5/7/12

The Night Can Keep a Secret

"I often think that the night is more alive and more richly colored than the day."
- Vincent van Gogh.
John Dickson Carr's The Bride of Newgate (1950) represents his first foray into historical mysteries, taking the reader to the grimy and overcrowded Newgate Prison in 1815, where we intrude on the final hours of Dick Darwent's life – as he waits for the hollow tread of the hangman's boot that will escort him to the gallows for the murder of Lord Francis Orford.

The official reading of the murder of Lord Francis Orford tells of a duel fought during the wee hours of the morning, but the defendant had a different story to tell. At first, anyway. Darwent declared that he was snatched from Hyde Park by a coachman, wrapped in a dirty coat stained with graveyard mould, and dropped off at the estate of Ordford, Kinsmere House, where he was shoved into a room occupied by the now departed Lord of the Manor – skewered to his chair with a French rapier. Next time Darwent opened his eyes, he was lying not far from his fencing school and next to him was the body of his supposed opponent. They do a check-up on Darwent's story, however, when the room is investigated they come to conclusion that it has been untouched for the past two years and because a room can't grow thick with dust and cobwebs overnight he's penciled in for an appointment with the hangman.

A less talented mystery writer would have had his hands full in coming up with a way to establish Darwent's innocence and explaining away a room that never was, but Carr was never a writer who preferred to side-step a problem and allowed Lady Caroline Ross and Sir John Buckstone to knock on the door of Dick Darwent's cell with an obscene proposition. Caroline wants to cash in on her grandfather's inheritance, but the old man's will states that she has to be married before her 25th birthday and this brought her to the condemned cell. She offers the fencing master fifty pounds to marry her on the eve of his execution and plans to enjoy widowhood with a champagne breakfast, as she watches how her husband is led to the scaffold and dropped through the trap-door with a stiff rope tied around his neck, and with nothing to lose (and intending to leave the money to his mistress, the actress Dolly Spencer) he agrees to become her husband for the remaining hours of his life.

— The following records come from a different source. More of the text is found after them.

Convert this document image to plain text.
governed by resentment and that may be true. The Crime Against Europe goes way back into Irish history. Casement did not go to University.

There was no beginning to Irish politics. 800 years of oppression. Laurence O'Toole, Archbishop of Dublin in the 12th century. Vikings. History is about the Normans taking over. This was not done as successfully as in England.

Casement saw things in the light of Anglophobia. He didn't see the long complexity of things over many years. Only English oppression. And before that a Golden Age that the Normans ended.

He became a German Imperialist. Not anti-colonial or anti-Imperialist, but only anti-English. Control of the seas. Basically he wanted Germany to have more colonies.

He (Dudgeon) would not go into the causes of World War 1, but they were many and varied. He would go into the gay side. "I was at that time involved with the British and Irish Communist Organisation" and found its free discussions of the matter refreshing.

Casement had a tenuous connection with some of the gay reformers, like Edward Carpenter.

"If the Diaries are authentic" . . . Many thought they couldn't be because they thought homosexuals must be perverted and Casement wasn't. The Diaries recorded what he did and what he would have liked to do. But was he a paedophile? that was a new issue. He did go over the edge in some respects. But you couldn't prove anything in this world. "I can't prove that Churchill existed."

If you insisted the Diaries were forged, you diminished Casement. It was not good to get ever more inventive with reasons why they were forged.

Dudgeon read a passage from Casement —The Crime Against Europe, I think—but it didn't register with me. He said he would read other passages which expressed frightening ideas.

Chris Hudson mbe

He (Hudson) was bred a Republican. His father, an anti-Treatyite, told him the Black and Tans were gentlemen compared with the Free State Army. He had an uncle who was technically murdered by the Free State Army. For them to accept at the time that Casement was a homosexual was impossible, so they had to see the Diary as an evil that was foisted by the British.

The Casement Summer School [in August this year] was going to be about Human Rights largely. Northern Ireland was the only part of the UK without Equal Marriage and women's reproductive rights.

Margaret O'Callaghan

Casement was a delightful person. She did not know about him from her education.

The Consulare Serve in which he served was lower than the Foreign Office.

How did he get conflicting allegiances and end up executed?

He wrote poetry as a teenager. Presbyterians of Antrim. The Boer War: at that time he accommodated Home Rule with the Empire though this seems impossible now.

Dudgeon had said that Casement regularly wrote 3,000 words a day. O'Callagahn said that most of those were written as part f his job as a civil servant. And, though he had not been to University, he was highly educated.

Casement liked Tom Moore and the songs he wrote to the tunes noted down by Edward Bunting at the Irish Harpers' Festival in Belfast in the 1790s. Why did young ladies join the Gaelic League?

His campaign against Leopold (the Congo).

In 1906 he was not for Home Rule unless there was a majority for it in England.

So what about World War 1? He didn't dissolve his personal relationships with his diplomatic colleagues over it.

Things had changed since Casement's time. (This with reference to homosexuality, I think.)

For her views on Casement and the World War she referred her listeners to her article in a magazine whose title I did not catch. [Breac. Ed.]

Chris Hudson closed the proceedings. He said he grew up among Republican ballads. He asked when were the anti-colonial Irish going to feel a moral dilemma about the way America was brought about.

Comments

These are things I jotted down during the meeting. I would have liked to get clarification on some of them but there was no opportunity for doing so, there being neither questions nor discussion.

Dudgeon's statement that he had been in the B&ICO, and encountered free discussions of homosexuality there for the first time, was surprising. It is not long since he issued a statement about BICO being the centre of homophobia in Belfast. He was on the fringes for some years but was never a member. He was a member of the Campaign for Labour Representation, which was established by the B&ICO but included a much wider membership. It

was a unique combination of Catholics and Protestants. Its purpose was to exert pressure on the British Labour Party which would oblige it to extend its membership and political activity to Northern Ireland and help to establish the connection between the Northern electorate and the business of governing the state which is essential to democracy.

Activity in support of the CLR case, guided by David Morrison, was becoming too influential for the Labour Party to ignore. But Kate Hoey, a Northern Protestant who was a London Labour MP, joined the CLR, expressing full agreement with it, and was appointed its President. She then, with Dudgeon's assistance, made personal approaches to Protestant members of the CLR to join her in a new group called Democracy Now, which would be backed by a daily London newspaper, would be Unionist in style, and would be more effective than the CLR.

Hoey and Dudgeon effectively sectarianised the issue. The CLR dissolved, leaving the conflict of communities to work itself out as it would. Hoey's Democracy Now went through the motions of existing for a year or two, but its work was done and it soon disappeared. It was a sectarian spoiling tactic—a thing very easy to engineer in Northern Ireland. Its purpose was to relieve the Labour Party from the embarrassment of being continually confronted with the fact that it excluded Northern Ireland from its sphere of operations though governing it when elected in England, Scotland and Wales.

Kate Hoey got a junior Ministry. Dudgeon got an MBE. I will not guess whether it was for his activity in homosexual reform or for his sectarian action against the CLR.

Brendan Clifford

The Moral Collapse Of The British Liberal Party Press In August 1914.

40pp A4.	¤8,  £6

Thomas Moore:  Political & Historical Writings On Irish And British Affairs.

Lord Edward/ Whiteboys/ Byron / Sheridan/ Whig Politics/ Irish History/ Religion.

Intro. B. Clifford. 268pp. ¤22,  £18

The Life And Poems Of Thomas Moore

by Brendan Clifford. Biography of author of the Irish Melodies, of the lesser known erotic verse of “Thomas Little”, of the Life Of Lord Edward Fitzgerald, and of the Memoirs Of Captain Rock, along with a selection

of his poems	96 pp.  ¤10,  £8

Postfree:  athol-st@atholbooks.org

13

I think the opening chapters of The Bride of Newgate form the strongest portion of this book. It not only sets-up a platform as strong as a gallows structure for the plot to stand on, but also gives us some solid, individual characterization as that dark, dismal prison cell seems to burst when the different personalities of the weakened Darwent, the haughty Sir John Buckstone, the ice-cold Caroline and the Reverend Horace Cotton, Ordinary of Newgate who stands up for Darwent, collide with one another and shows that John Dickson Carr was so much more than just a mere genre writer. 

A drawing of Newgate Prison
Of course, the trouble, for everyone who's involved in this case, really begins when Darwent's lawyer, Mr. Mulberry, appears with a last minute repeal and his clients not only finds himself a free man again but also a titled man with a wife he doesn't know and a mistress whose health has become a matter of grave concern – as well as fighting duels with gleaming swords and hand wrought dueling pistols and participating in a full-out riot at the Opera. Duels and brawls appear to be a staple of Carr's historical fiction and can also be found in such novels as The Devil in Velvet (1951) and Fire, Burn! (1957). 

There's also the problem of the room that dilapidated and blackened with age over the course of a single night and an explanation for this miracle may provide them with a key that could unlock all of the answers for them. The solution is not bad, but, as is the case with the seemingly impossible disappearances of large objects (like trains and houses), the range of possible solutions are limited and this one sticks out not for coming up with something different, but how carefully and cleverly it was constructed. Because it's not just the problem of how to make a room disappear, but also finding a reasonable explanation why a room should disappear and I think Carr did an admirable job at providing an answer for that little side-puzzle.

All in all, this may very well be one of Carr's finest attempts at using the ghosts of past centuries as a backdrop for one of his ingenious schemes and the vividly sketched images of the condemned cell, the early morning duels, the brawl at the Opera and that eternal triangle between Darwent, Caroline and Dolly also makes this book stand on itself as a historical novel. In short, it's a little bit more than just your average detective story, but without throwing any of the fun or cleverness overboard.